In my early motherhood years, big lace collars on dresses were the trend. They were feminine and fancy. I tried to talk my mother into getting one. She refused, saying it would look like she rammed her head through a tablecloth. I immediately knew why I always felt like eating off the china when I wore that dress.
Mom jeans were one of the few fashion trends I was in step with. I just heard they went out of style some time ago.
Big hair had huge staying power. That’s the only trend I was ever on top of. Big hair is past, present and future, as my hair correlates with the humidity. Again, with the meteorologist my fashion adviser.
Jane Fonda workout videos popularized leg warmers.

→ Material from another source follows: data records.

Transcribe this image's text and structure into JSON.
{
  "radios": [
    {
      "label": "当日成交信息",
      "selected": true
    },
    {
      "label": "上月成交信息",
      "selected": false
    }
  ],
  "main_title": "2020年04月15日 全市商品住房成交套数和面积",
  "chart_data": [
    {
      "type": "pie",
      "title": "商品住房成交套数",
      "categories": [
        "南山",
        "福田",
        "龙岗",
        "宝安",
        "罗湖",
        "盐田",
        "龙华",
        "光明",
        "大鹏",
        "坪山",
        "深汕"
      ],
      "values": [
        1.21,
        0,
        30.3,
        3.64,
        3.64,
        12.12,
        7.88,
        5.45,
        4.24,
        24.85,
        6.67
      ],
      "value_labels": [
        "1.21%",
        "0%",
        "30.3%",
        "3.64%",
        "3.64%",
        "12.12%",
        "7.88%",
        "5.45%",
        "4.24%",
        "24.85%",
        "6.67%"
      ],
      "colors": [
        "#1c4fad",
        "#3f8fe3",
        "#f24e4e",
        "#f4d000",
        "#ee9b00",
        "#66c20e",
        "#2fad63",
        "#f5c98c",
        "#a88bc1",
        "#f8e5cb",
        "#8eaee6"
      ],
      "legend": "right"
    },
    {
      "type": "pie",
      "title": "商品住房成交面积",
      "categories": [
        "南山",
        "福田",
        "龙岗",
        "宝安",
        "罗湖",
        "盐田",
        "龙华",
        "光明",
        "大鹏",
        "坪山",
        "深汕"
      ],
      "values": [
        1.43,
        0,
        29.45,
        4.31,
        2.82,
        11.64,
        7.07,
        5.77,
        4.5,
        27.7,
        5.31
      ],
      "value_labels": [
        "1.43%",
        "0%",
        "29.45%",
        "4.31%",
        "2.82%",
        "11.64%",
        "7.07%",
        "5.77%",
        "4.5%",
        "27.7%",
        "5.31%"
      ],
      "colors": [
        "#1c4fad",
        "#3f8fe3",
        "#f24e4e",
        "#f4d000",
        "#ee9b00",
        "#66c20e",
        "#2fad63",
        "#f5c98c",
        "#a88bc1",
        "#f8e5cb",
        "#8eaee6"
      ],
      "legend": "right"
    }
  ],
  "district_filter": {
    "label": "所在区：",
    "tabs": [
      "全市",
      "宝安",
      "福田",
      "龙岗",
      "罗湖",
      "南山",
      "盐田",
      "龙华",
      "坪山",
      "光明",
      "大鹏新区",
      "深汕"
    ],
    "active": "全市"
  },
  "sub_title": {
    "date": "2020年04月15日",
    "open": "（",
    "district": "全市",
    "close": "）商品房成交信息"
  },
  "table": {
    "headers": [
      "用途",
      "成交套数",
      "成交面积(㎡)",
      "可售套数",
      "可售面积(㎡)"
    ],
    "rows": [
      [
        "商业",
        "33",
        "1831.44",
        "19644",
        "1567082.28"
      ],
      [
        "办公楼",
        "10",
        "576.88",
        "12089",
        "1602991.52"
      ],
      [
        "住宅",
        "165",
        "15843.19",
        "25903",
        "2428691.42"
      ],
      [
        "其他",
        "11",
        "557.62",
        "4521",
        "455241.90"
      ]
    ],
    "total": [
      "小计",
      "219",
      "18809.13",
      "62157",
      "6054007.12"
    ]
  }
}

Leg warmers were like long evening gloves without the part for your fingers, only you wore them on your legs.
Even now, I ask myself, why? What were we thinking?
Today I read that the big blazer is the latest rage; everybody who is somebody is going to be swimming in one. True to its name, the big blazer is huge, with huge, oversized sleeves, and a trapeze cut so generous it could house you and three friends.
If I wore one of the big blazers, one of the grands would ask if I was playing dress-up. Someone else would ask if I wasn’t too old to go trick-or-treating, and I would ask myself if I seriously thought I could get a seat belt around all the fabric.
One designer was quoted telling women, “Embrace the oversize fit, and it will suit you.”
That’s exactly what I’m worried about.